A more readable alternative to SQL’s CASE expression
Abstract
Introducing SQL’s function decode
as a more readable and maybe more performant alternative to the case-expression, usable when the conditions all have a certain structure.
For a certain kind of case-when-then-expression, you can use the SQL function decode
as an alternative that I find more readable and that I prefer whenever I can.
Granted, the case
expression is much more flexible than decode
and can thus be used under many more circumstances, but it’s exactly the limits of decode
for which I immediately valued it once I first heard of decode
. The restrictions of decode
mean that whenever I see decode
being used, I know exactly what awaits me reading the coming code and, more importantly, what cannot await me. Whenever I see decode
, I can be certain that it’s that particular use case.
At my workplace, I’m the code owner of much of our SQL code and I thus review a lot of SQL code that was written by other people. After I learned about SQL’s decode
function, I taught it to my colleagues and am always grateful when they use it.

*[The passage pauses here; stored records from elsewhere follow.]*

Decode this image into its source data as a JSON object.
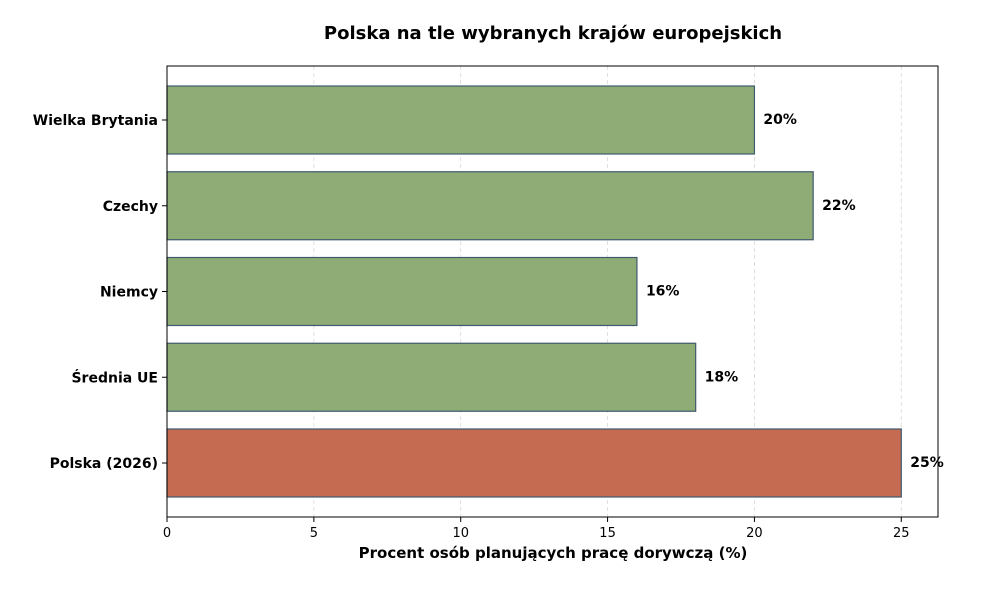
{
  "chart_data": {
    "type": "bar",
    "orientation": "horizontal",
    "title": "Polska na tle wybranych krajów europejskich",
    "xlabel": "Procent osób planujących pracę dorywczą (%)",
    "ylabel": "",
    "categories": [
      "Wielka Brytania",
      "Czechy",
      "Niemcy",
      "Średnia UE",
      "Polska (2026)"
    ],
    "values": [
      20,
      22,
      16,
      18,
      25
    ],
    "value_labels": [
      "20%",
      "22%",
      "16%",
      "18%",
      "25%"
    ],
    "bar_colors": [
      "#8fac76",
      "#8fac76",
      "#8fac76",
      "#8fac76",
      "#c46b51"
    ],
    "edge_color": "#3f5a6e",
    "xlim": [
      0,
      26.25
    ],
    "xticks": [
      0,
      5,
      10,
      15,
      20,
      25
    ],
    "xtick_labels": [
      "0",
      "5",
      "10",
      "15",
      "20",
      "25"
    ],
    "grid": "x-dashed",
    "legend": "none"
  }
}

As a data engineer, part of my job is to tidy up raw/unprocessed/"dirty" data.
Example#
I review many merge requests that contain SQL code like this:
select
case
when is_active = 'true' then true
when is_active = 'false' then false
else null
end as is_active
from some_table
The logic is not the point, it’s more about the structure/syntax of the code. In this case-expression, we examine one (and only one) column, is_active
, and look out for certain values it might contain. For a set of pre-defined values, we replace the original value with a different value. In this particular example, it bothers us that the column is_active
is of type text
rather than of type boolean
, and we want to fix that. The three expected values would be 'true'
, 'false'
and null
. There could also be unexpected strings in that column. As I said, the logic isn’t the point, and there are several approaches to achieve this particular goal. The point in this (maybe contrived) example is to replace the values of one particular column with other values. We want to use the/some values of the given column as "keys" of a pre-defined dictionary and replace all values in the given column either with the according "dictionary value" or a default value (null
in this example). Some values of a given column serve as code for another value, similar to an identifier, and we want to de-code that column.

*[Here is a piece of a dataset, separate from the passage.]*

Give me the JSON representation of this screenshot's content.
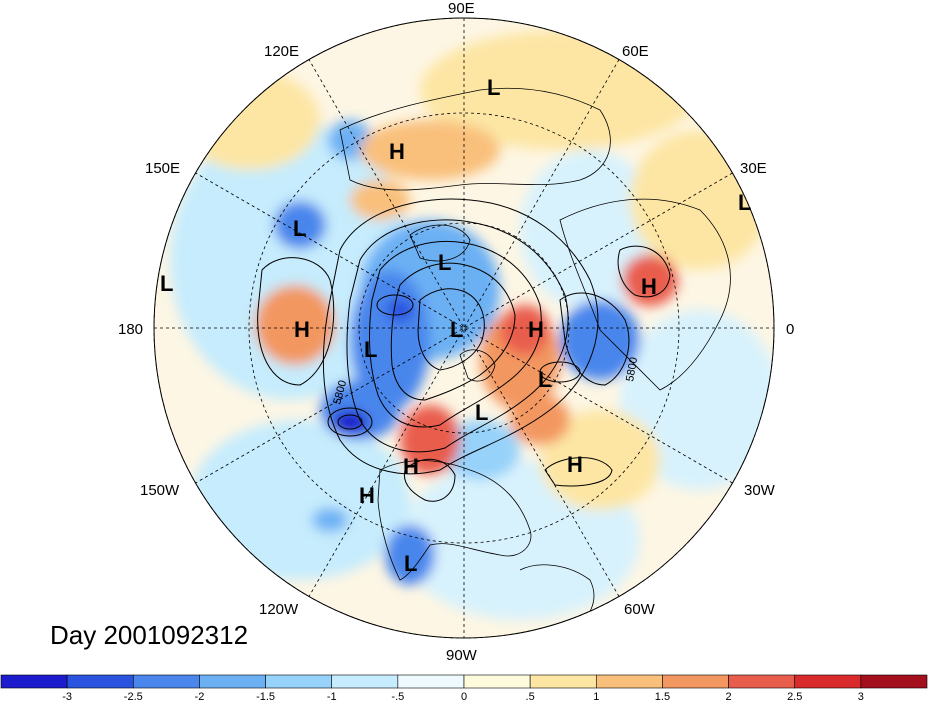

I could replace the code above with this (in my opinion more readable) code:
select
decode(
is_active,
'true', true,
'false', false
) as is_active
from some_table
I know I could have solved that particular problem in different ways. To show you the true value of decode
, I’ll show you another example, and then I’ll explain why I like decode
so much.
I also didn’t specially handle the else null
case, since null
is the default and fallback. I could have explicitly handled the "default default" and write this equivalent, more verbose code instead:
…
'false', false,
null
) as is_active
…
Another example#
Consider this code:
select
case
when importance = 1 then 'high'
when importance = 2 then 'medium'
when importance = 3 then 'low'
else 'unimportant'
end as importance
from some_table
We have a column, importance
, that obviously contains numbers, and we want to map those numbers to (pre-defined) strings.

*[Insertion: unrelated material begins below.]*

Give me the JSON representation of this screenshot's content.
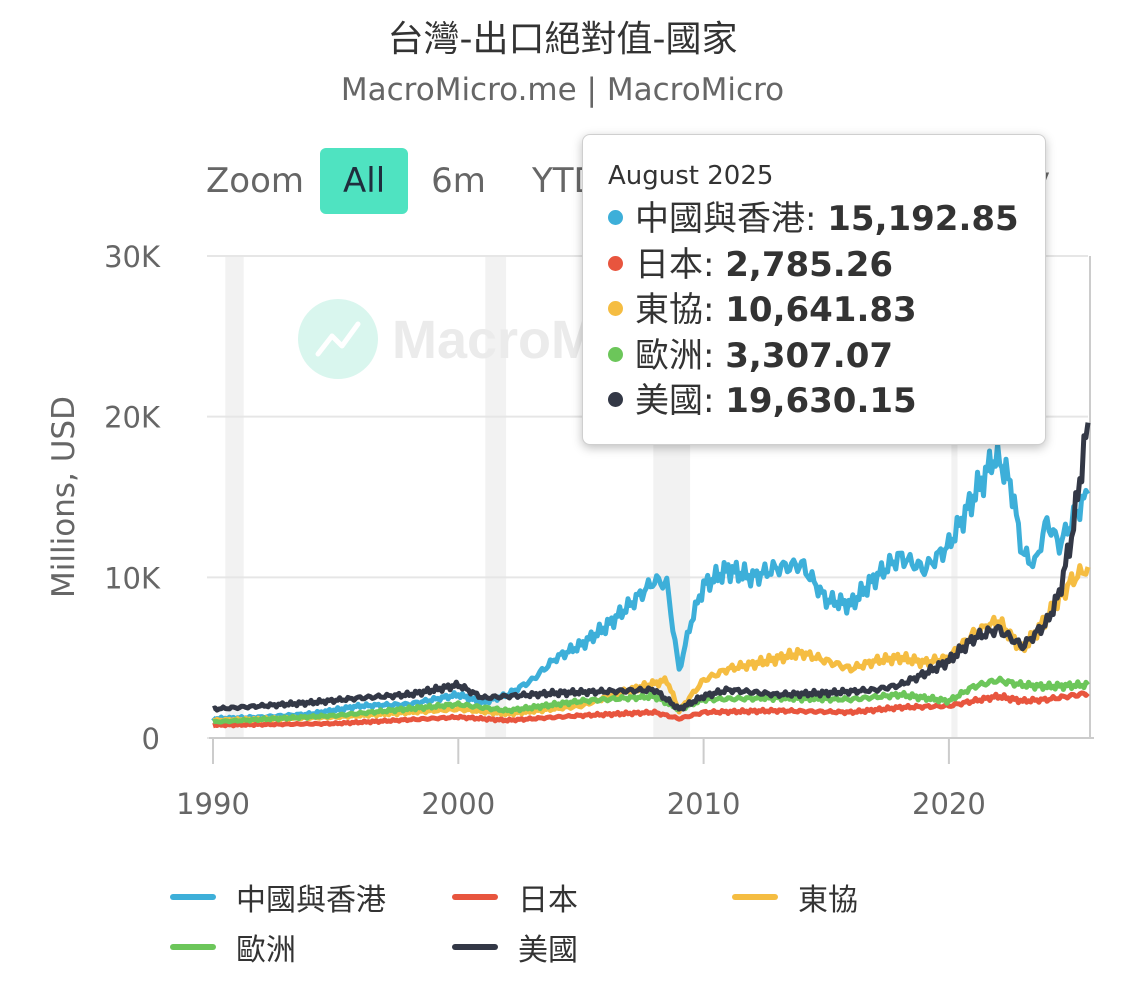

Personally, I would write this equivalent code instead:
select
decode(
importance,
1, 'high',
2, 'medium',
3, 'low',
'unimportant'
) as importance
from some_table
How decode
works#
The arguments the function decode
expects can be grouped into basically three groups:
- the column to be examined
- at least one pair of a pre-defined and a pre-defined where will be substituted with
- an optional default value that will replace the column’s value if it’s not one of the pre-defined values and will be
null
if it’s not specified
Why I prefer decode
whenever it can be used#
When decode
is used, I (as a reviewer) no longer have to pay special attention to the when
part to check whether the condition consists of something more than the basic comparison of the column value with a specific value. As soon as I see the keyword decode
, I no longer have to remain alert to the possibility that the condition could surprise me; that there could come a case that would require tricky special logic that I could miss if I don’t keep a watchful eye.
The flexibility of the case-statement allows that logic which looks simple at a first glance could contain a twist; that one of the conditions could, for example, be importance = 3 and some_other_column is true
instead of just importance = 3
like all the previous conditions; or that a condition could be entirely unrelated to the column importance
. When decode
is used, I can be sure from the beginning that no such thing can happen.
When my co-workers use decode
whenever they can, it makes reviewing their SQL code more pleasant for me. I can be sure that I can skim over the conditions and won’t overlook a special condition because there can’t be a special condition. The limitations of decode
simply don’t allow for deviations in the structure of the conditions which means they’ll all have the same structure.
Final words#
Today I learned about the SQL function decode
which can be used as a more readable alternative to the case-expression if all conditions follow a certain pattern. Hopefully, you could learn something from this post too. In any case, be well.